May Sarton
From Philosopedia
Sarton, May (1912–1995)
Sarton was born in Belgium but moved to Massachusetts at the age of four when her father became a Harvard professor. By the age of eighteen she had had two poems accepted by Harriet Monroe’s Poetry. Encounter in April (1936), her first book of lyrics, was followed by several volumes of poetry. The Single Hound (1938) was published by Elizabeth Bowen, by that time her lover. When thirty-four, Sarton fell in love with a Simmons College English teacher, Judy Matlack, moving in with her. Margot Peters, in May Sarton: A Biography (1997), details the literary bad girl’s love affairs with numbers of individuals from Muriel Rukeyser to her own shrink. Included are the drunken brawls, her father’s paying for girlfriends’ ship tickets, her mediocre reviews, her teaching at Wellesley, and her winning a Guggenheim. Included are details of her intense relationships, her compelling hunger for affection, and her disappointments at not being known for her work but, rather, for being a spokeswoman for lesbian coming out.
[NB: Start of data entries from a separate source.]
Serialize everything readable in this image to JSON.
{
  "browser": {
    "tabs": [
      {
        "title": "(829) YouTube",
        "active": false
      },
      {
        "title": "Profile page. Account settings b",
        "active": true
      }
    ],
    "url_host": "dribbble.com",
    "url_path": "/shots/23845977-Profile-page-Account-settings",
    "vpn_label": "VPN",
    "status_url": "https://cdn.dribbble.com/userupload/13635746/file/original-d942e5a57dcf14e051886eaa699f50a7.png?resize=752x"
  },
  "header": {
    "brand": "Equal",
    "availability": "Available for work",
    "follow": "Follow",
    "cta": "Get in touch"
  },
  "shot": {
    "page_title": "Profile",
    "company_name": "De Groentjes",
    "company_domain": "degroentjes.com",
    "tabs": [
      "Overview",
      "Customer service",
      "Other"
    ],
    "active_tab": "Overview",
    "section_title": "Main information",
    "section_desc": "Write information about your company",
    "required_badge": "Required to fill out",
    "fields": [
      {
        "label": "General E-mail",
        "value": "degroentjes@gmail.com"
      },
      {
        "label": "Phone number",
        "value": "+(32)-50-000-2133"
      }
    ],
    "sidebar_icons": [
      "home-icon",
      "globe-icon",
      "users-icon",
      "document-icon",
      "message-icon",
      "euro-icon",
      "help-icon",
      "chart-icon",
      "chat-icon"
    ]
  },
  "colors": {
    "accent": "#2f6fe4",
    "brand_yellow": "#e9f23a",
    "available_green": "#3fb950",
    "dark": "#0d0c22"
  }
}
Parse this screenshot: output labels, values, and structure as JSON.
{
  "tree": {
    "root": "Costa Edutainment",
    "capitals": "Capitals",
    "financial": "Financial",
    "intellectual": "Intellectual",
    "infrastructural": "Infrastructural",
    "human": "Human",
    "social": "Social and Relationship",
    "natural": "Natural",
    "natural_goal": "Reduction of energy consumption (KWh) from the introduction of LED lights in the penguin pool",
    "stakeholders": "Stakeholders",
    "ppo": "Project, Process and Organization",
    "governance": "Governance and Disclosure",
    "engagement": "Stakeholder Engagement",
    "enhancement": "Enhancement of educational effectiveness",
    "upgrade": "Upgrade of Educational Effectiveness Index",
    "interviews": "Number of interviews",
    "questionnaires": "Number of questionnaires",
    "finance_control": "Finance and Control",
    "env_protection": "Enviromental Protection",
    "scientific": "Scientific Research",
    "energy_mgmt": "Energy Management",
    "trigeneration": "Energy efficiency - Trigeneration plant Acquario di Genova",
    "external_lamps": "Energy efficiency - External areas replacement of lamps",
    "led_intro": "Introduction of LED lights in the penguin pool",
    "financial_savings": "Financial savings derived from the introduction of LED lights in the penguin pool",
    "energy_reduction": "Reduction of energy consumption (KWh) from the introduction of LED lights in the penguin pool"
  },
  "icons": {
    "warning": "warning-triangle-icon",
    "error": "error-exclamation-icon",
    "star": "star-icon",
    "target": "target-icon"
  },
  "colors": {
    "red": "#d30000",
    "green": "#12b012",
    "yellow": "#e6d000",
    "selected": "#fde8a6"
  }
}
Sarton’s novels include Faithful Are the Wounds (1955), which describes a distinguished Harvard professor’s life and suicide; I Knew a Phoenix (1959), which were sketches for an autobiography; Mrs. Stevens Hears the Mermaids Singing (1965), an openly lesbian novel in which she revealed her homosexuality; and At Seventy: A Journal (1985), which received the American Book Award. Published posthumously in 1995 was At Eighty-Two, based upon the journal she kept up to her death and containing her annoyance at being old: uncertain balance, clumsy fingers, mislaid names and objects, inadequate strength, frequent pain, and the admission that “words do not obey me anymore.”
Although in the 1990s the National Endowment of the Arts frowned upon giving financial grants to anyone who was homosexual or lesbian, Sarton in 1967 had received NEA grant money. She stated she was “proud of the fact that I came out as a lesbian in 1965” but that she had done so only after her parents’ deaths. “I’m not sure I would have done it if they had been alive.” She objected to being labeled a “lesbian writer,” adding, “I think my work is universal, and I think my value is as a maker of bridges between two worlds—homosexuals and heterosexuals, between old and young, between men and women.”
A Unitarian, she taught or lectured at Harvard, Wellesley, the University of Chicago, the University of Iowa, Colorado College, Beloit College, the University of Kansas, and Dennison University. In 1993 at the First Parish Unitarian Church in Brookline, Massachusetts, where funeral services were held for a 100-year-old elm tree, felled to make room for constructing a school, Sarton’s poetry was featured. She had written, “Is there a more unnerving sound than the hideous mechanistic screech of a buzz saw at work? It is an anti-sound; it does not fit with any landscape.”
Sarton was a long-time friend of the actress Eva le Gallienne, with whom she studied acting and who also a non-believer. Upon becoming an octogenarian in 1993, Sarton wrote Encore: A Journal of the 80th Year, discreetly making no further mention, as she had in a 1973 journal, that she, like the Mrs. Stevens of the 1965 novel, was a woman homosexual who is not a sex maniac, a drunkard, a drug-taker, or in any way repulsive . . . a homosexual who is neither pitiable nor disgusting, without sentimentality. Such a revelation by so stellar a poet made her an immediate heroine to feminists.
Although ignored by most critics, Sarton was described by Enid Nemy as “a commanding, no-nonsense figure with clear blue eyes and a shock of white hair,” a woman who lived in “self-imposed loneliness” in a weathered clapboard house on the Maine coast. She had had, she admitted, a difficult life being a seeker after truths, an ardent explorer of life’s important questions. An individualistic and stoical figure, Sarton died of breast cancer. Asked before her death how she would like to be remembered, she replied, “As wholly human.”